Milano non sta mai ferma. Anche nel mondo del lavoro nero. La nuova frontiera del sommerso è quella delle piattaforme digitali di intermediazione. Bastano pochi clic per trovare lavoratori extra. I bar e i ristoranti le usano nei momenti di picco ma non solo. Tutto sembra regolare. I lavoratori credono di essere assunti, vengono pagati elettronicamente o in contanti, ma al momento dei controlli non si trova traccia dei contratti. Lo raccontano gli ispettori impegnati nei controlli delle imprese all’ombra della Madonnina.

“A Milano il lavoro nero è tornato ad alzare la testa”, racconta al Fattoquotidiano.it Carlo Colopi, direttore dell’Ispettorato d’Area Metropolitana. Il report presentato giovedì insieme a Inail e Inps offre un quadro “preoccupante” nel capoluogo lombardo. Soltanto nel 2023 gli ispettori dell’Inps hanno trovato sedicimila lavoratori irregolari. E il 78% delle aziende controllate aveva irregolarità. Una percentuale che sale all’85% se si guarda al terziario. Il settore più a rischio è quello del turismo e della ristorazione. Qui si registranoi numeri più alti di irregolarità, anche rispetto ad altri settori più tradizionali come quello dell’edilizia. Basta guardare il numero di provvedimenti di sospensione nei confronti delle aziende, misura che viene adottata nei confronti di imprese con una significativa presenza di lavoratori in nero o con gravi violazioni in materia di sicurezza e salute. “Oltre il 60% di questi provvedimenti riguarda proprio il settore della ristorazione e dell’alloggio”, prosegue Colopi che parla di “dati sorprendenti” e sottolinea la necessità di intensificare i controlli nel 2024.

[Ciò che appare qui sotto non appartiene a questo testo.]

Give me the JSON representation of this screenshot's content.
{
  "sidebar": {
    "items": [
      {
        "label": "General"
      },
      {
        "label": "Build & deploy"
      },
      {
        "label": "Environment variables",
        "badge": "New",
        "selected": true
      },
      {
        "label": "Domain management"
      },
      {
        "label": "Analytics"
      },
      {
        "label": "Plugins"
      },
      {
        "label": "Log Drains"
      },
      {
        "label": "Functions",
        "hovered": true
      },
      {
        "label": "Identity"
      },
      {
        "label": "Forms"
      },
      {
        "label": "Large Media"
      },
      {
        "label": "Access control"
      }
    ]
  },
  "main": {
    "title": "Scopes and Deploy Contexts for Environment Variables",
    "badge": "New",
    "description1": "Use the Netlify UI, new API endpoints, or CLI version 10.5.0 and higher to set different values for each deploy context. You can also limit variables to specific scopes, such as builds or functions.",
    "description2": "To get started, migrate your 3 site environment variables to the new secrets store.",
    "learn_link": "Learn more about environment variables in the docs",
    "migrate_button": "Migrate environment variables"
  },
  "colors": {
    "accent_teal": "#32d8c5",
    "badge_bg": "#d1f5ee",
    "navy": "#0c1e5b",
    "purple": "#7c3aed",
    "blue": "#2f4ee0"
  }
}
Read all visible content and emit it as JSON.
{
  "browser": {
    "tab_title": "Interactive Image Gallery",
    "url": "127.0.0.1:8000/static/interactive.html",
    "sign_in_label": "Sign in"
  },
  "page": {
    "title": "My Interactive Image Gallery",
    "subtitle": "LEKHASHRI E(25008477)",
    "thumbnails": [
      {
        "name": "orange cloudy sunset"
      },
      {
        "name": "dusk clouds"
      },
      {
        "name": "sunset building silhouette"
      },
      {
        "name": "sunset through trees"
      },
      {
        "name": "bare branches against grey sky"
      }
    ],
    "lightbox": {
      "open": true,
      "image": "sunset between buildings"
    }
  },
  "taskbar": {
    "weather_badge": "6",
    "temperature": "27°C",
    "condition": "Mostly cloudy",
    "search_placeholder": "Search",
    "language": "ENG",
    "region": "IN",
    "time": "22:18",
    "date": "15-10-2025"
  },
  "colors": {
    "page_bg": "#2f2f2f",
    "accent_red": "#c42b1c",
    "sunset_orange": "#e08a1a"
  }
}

Ma c’è un altro fenomeno che è sempre più difficile da rilevare. “Ormai non ci troviamo solo davanti ai bar che impiegano lavoratori in nero, ma le nostre attività di controllo si concentrano anche sulle grandi aziende con tanti dipendenti – spiega il direttore coordinamento metropolitano di Milano Inps Mauro Saviano – lo scenario elusivo è fortemente cambiato e le aziende che operano in maniera irregolare lo fanno con modalità sempre più complesse”. E così la grande azienda che secondo l’immaginario comune dovrebbe essere “scevra da situazioni di questo tipo – aggiunge Saviano – in realtà può esserne fortemente permeata tramite meccanismi di somministrazione e di intermediazione di manodopera”, come hanno dimostrato le tante indagini coordinate dal pm Paolo Storari. Serve dunque “un cambio culturale” anche nei controlli che dia sempre “più valore alle attività di intelligence da parte degli uffici”.

Intanto il lavoro degli ispettori prosegue senza sosta. Il numero delle aziende controllate dall’Ispettorato è aumentato del 60% tra il 2022 e il 2023. Una delle ultime maxi operazioni condotta da 80 ispettori ha portato al controllo di 65 aziende. Il risultato? 14 lavoratori in nero e sei attività sospese. Ma le difficoltà più grandi sono legate a una carenza di personale che è ormai strutturale. “La pianta organica di Milano prevedrebbe 394 persone, siamo a 169, dunque ce ne mancano 200 per poter agire sul territorio con qualche incisività” aggiunge Colopi. Il motivo delle assenze? “Lo stipendio d’ingresso di un ispettore è inferiore ai duemila euro e questo significa che in una città come Milano dove si spendono 700-800 euro per un affitto lo stipendio non è attrattivo”. Una carenza che si registra anche all’Inps e all’Inail dove servirebbe almeno il doppio di persone. “Ma non è solo un problema di quantità – conclude Saviano – serve anche un cambio culturale per arrivare un passo prima, e non un passo dopo rispetto a chi commette le irregolarità”.